A secured car loan is similar to other secured loan products in that the lender has an item of security that they can repossess if you are unable to repay the debt. In the case of secured car loans, this asset is usually the car itself. However, some lenders will require the item of collateral to be your home instead.
Secured car loans typically have lower interest rates than loans that are unsecured. It is also much easier to obtain a secured car loan than an unsecured loan because you are offering an asset as security so the perceived risk for the lender is significantly reduced.
You can typically borrow up to £25,000+ with a secured car loan, depending on your financial situation and the lender that you deal with.
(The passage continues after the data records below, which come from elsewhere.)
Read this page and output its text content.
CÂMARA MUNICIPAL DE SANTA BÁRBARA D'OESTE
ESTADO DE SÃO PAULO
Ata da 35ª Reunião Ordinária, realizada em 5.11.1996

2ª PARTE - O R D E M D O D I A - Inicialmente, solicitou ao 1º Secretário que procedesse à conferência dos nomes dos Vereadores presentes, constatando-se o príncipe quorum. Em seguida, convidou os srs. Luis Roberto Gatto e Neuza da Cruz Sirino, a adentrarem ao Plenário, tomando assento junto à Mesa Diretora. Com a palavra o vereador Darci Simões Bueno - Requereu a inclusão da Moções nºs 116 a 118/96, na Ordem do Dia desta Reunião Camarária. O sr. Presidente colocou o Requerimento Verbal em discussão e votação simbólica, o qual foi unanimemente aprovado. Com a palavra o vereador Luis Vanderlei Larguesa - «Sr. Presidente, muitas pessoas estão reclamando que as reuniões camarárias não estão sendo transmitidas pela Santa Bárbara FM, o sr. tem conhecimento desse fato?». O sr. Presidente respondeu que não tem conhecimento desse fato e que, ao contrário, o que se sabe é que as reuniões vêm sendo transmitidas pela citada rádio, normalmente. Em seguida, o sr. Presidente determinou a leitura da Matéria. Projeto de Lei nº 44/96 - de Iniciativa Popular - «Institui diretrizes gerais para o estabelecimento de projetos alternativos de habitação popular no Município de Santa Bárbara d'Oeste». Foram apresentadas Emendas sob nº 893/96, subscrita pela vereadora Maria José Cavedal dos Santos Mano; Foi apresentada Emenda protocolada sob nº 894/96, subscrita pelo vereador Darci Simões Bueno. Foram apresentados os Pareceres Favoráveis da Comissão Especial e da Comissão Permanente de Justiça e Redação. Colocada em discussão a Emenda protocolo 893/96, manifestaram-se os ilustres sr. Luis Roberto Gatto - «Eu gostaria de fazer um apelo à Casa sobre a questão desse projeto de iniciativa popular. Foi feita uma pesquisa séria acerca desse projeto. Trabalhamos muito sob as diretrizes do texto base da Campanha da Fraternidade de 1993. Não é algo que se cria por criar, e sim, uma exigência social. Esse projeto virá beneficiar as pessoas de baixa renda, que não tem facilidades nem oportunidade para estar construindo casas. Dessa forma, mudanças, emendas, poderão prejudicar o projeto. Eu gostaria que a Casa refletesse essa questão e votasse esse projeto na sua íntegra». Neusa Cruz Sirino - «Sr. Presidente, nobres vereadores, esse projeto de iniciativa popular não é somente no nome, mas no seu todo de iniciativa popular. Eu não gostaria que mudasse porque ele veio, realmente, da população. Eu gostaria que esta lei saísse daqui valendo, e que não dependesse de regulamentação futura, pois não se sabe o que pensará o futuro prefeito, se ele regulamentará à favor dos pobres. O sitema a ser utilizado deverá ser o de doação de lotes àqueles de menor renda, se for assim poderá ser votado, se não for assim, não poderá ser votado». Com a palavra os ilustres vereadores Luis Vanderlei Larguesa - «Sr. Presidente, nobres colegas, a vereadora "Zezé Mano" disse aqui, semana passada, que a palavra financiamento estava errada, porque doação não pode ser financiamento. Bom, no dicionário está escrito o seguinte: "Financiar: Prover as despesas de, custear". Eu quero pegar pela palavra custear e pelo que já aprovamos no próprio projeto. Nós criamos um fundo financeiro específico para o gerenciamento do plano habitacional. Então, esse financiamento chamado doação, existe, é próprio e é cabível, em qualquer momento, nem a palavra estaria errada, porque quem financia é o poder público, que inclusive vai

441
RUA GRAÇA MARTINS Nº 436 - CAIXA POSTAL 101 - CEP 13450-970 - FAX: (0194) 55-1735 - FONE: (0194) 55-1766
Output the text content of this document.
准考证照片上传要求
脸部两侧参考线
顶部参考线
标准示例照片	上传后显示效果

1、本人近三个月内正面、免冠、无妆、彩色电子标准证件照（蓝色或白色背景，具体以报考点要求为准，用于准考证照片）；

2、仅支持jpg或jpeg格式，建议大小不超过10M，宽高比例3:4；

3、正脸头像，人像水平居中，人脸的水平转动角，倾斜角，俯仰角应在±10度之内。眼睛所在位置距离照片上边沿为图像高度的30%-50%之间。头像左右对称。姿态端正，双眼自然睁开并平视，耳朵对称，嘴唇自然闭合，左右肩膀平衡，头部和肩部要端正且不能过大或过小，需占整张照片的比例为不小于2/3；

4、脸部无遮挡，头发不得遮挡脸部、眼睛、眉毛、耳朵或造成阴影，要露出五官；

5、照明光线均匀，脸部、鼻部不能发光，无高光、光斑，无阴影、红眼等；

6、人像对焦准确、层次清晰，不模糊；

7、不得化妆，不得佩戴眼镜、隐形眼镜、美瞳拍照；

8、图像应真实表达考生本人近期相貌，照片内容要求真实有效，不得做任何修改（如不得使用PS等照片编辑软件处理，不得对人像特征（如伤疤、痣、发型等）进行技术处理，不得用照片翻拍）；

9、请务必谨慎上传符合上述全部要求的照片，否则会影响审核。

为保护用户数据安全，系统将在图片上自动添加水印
At SecuredLoans.com, we will compare the entire UK market to find you an appropriate loan product with a policy that suits your specific needs.
Most lenders will allow you to choose the length of repayment for the loan and this period is normally referred to as the loan “term.” There is usually a maximum term, but this could be a long as 15 years with a secured car loan. However, it is important to note that the longer you take to repay the debt, the more the loan will cost you as the interest is charged annually.
If you start missing repayments on a secured car loan, you will be putting the car (or other collateral) at risk of repossession. Your lender will have the legal right to seize your asset and sell it to recover the debt that you owe them. Repossession will not occur if you only miss one or two repayments, but it is always important to inform your lender as soon as possible if you think you might start falling behind on your payments. Vehicle repossession is a usually a last resort for the lender as they would much prefer that you carry on with your loan repayments, so it is always best to keep an open line of communication with them if you are having financial difficulty.